Left exposed

The Alternative Investment Fund Managers Directive, Europe’s answer to Dodd-Frank, contains extensive regulation that touches on all aspects of private funds and market structure. One of the notable inclusions for private equity funds and investors is the option to use an “external valuer” to provide independent valuations of assets like a potential portfolio company.

In essence, for private funds that want to be compliant with the law, they have two options. They can either have a fully capable, independent and accountable in-house team to produce valuations reviewed by an “external valuation advisor” and exercise strict governance over the individuals providing this services so as to ensure a measure of objectivity in their assessments, or they can outsource to an “external valuation adviser”. A handful of external valuation providers already exist. Historically, the Big Four accounting and advisory firms have played a role here, and also the investment banks. More recently, dedicated firms have emerged with the sole purpose of valuing assets.

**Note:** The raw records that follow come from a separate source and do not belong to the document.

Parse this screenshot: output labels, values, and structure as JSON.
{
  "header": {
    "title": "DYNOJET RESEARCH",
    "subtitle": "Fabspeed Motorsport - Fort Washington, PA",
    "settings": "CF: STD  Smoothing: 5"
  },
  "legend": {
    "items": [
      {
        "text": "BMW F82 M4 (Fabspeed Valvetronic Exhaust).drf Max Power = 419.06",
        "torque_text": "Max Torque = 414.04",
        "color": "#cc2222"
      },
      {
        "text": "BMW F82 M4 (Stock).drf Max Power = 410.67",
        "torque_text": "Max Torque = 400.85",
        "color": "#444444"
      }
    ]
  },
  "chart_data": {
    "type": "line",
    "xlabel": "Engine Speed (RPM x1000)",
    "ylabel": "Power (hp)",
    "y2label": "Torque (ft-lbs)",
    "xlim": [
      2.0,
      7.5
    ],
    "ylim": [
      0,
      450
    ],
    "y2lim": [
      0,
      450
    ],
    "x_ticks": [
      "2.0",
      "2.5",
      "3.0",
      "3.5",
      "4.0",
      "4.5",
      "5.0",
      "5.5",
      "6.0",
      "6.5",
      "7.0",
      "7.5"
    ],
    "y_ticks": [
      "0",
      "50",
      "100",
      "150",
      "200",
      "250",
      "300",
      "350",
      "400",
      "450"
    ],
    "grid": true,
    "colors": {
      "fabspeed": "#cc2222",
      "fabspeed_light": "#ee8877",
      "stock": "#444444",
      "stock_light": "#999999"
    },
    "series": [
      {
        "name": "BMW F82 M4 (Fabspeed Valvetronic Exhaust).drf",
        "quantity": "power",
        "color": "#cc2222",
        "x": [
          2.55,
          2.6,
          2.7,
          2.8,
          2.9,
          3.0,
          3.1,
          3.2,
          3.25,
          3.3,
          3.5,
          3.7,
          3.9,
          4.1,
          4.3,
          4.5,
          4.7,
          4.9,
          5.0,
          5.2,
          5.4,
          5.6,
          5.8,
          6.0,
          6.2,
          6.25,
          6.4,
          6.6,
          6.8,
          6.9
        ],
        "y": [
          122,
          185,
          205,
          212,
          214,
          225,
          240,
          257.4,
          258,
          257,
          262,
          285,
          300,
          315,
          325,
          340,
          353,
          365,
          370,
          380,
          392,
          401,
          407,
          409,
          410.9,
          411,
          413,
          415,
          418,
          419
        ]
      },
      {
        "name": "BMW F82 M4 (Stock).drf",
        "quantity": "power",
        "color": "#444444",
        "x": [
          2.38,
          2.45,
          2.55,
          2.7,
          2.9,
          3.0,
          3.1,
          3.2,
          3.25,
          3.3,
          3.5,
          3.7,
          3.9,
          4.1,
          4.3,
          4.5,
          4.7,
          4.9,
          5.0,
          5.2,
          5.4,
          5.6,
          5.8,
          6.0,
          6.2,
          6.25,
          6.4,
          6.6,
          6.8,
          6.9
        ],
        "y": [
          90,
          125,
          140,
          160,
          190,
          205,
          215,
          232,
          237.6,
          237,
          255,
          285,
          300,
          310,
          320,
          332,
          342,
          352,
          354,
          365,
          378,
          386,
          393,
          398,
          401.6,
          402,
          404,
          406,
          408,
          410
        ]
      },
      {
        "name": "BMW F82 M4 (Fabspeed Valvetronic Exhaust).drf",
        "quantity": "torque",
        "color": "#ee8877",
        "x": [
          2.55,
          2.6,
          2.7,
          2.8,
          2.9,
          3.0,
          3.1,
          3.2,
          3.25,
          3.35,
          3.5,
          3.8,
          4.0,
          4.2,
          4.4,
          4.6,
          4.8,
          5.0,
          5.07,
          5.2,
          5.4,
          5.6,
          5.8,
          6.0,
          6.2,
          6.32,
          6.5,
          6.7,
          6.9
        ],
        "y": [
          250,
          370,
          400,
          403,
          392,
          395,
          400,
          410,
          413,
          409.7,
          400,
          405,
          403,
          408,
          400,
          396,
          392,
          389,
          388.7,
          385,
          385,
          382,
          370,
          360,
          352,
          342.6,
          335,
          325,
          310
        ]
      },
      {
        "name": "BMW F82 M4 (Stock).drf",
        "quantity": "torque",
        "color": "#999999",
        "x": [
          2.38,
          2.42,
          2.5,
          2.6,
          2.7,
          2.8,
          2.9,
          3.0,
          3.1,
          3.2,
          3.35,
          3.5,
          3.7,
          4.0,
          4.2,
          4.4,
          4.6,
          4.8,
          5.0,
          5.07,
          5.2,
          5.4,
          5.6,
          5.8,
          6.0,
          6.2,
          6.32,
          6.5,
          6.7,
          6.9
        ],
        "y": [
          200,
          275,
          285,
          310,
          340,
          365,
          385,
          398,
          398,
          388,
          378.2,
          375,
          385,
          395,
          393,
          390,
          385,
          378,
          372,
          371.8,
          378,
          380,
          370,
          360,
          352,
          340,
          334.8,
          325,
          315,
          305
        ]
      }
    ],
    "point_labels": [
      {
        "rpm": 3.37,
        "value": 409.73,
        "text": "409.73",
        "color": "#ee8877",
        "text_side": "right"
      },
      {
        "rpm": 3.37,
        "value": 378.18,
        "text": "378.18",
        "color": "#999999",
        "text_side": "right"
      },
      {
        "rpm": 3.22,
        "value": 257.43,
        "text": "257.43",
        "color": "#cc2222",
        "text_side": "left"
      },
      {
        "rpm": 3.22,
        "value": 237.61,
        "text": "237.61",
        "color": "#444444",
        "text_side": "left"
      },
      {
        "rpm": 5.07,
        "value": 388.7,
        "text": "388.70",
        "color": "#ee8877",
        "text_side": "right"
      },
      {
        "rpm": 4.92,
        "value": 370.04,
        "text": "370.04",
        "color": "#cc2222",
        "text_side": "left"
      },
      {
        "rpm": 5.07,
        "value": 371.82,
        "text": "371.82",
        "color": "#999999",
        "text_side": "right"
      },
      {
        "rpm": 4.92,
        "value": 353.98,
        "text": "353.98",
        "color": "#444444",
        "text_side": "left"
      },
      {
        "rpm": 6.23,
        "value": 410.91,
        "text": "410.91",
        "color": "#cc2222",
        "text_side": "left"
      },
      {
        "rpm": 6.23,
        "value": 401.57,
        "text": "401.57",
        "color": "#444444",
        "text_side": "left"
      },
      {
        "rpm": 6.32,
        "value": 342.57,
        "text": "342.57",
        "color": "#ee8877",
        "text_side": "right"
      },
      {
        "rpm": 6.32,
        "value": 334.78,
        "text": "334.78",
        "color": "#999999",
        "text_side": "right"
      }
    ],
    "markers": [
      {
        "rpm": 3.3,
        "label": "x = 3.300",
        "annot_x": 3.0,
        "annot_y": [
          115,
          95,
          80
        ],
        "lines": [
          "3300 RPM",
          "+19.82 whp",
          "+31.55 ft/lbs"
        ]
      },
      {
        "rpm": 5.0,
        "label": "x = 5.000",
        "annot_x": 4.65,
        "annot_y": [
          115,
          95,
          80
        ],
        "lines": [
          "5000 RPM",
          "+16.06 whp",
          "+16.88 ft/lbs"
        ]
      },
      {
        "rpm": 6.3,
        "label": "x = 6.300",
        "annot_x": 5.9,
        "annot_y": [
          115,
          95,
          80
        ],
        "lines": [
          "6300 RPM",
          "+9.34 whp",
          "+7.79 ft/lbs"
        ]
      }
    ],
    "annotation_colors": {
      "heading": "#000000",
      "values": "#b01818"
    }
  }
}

On the surface, the fact that these service providers are on hand to step in would make it seem as though implementation of the Directive is going as planned. However, now that we are out of the first year transition period (AIFMD became effective in July 2013), fund managers and service providers are realising that compliance even with this seemingly straightforward aspect of the Directive is more difficult than previously thought.

At issue is the potential liability to the providers of these valuations. Accounting practice assigns a level to assets based on the difficulty of pricing them. Levels 1 & 2 most commonly include things like public equities, or other regularly traded assets that have an existing market and generally accepted norms when it comes to pricing. Level 3 assets are illiquid assets such as private equity portfolio companies, i.e. assets that require expert valuations.

When a private equity firm needs to place a value on a Level 3 asset and doesn’t have an in-house team that passes the governance and expertise test, then according to the law they must opt for an external valuer. In practise, however, and thanks entirely to AIFMD, GPs are finding it difficult to find valuation specialists who want their business because the rules impose unlimited liability on the external valuer. In practice this means that if an asset gets valued at $10 million, but only sells for $9 million, if a firm finds cause they can sue the provider of the valuation.

“We’ve interpreted that as the party bringing the suit is going to have to find gross negligence on our part, but it could still happen,” John Czapla, senior partner and managing director of Valuation Research Corporation’s US portfolio securities valuation practice tells Private Equity International. “I do think people are keeping an eye on this issue because the regulator hasn’t been clear on the bounds of that liability. You could see fees for this type of work go up considerably.”

Czapla’s viewpoint is strongly echoed by Dr. Cindy Ma, a managing director and global head of portfolio valuation of Houlihan Lokey, and a board member of the International Valuation Standards Council: “The fee we would have to charge for something like this could be very high – if we were to take on this liability. GPs have been surprised to learn about this issue, but we started telling people about it once we realised the potential liability. We had to start examining whether it was worth continuing to provide the service and what incremental E&O insurance cover would cost. I think GPs will have to consider whether they should pay for this or just hire an in-house team with an independent third-party valuation firm providing review and advice on the valuation process (the external valuation advisor). I think that’s going to be an unintended consequence of the provision.”

What’s more, unlimited liability for the valuer could have further unintended consequences when it comes to the quality of the work produced. “Once you see fees go up, smaller GPs may be forced to go to a lower-tier provider because they are still willing to do the work. That reality doesn’t really provide the full protection intended with the provisions in the Directive,” Ma adds.

The European Securities and Markets Authority (ESMA) has plans for review of the Directive as implementation moves forward, but hasn’t provided much in the way of additional guidance around the liability laid out in the law. Legal sources say that many practitioners are now in wait-and-see mode. Czapla adds that it is important for service providers to set clear and consistent terms with GPs.

In the US, the SEC has already zeroed in on valuations as a key area for its examination of private equity funds, and enforcement actions have already moved forward. This year both Lincolnshire Management and Clean Energy Capital have seen charges and fines. The SEC also filed a complaint against GLG Partners for overvaluation of assets in December 2013. That case saw a GLG pay $9 million settlement.

If Europe’s regulators take a page from the SEC as they have on other regulations already, GPs active there could see similar legal action before long.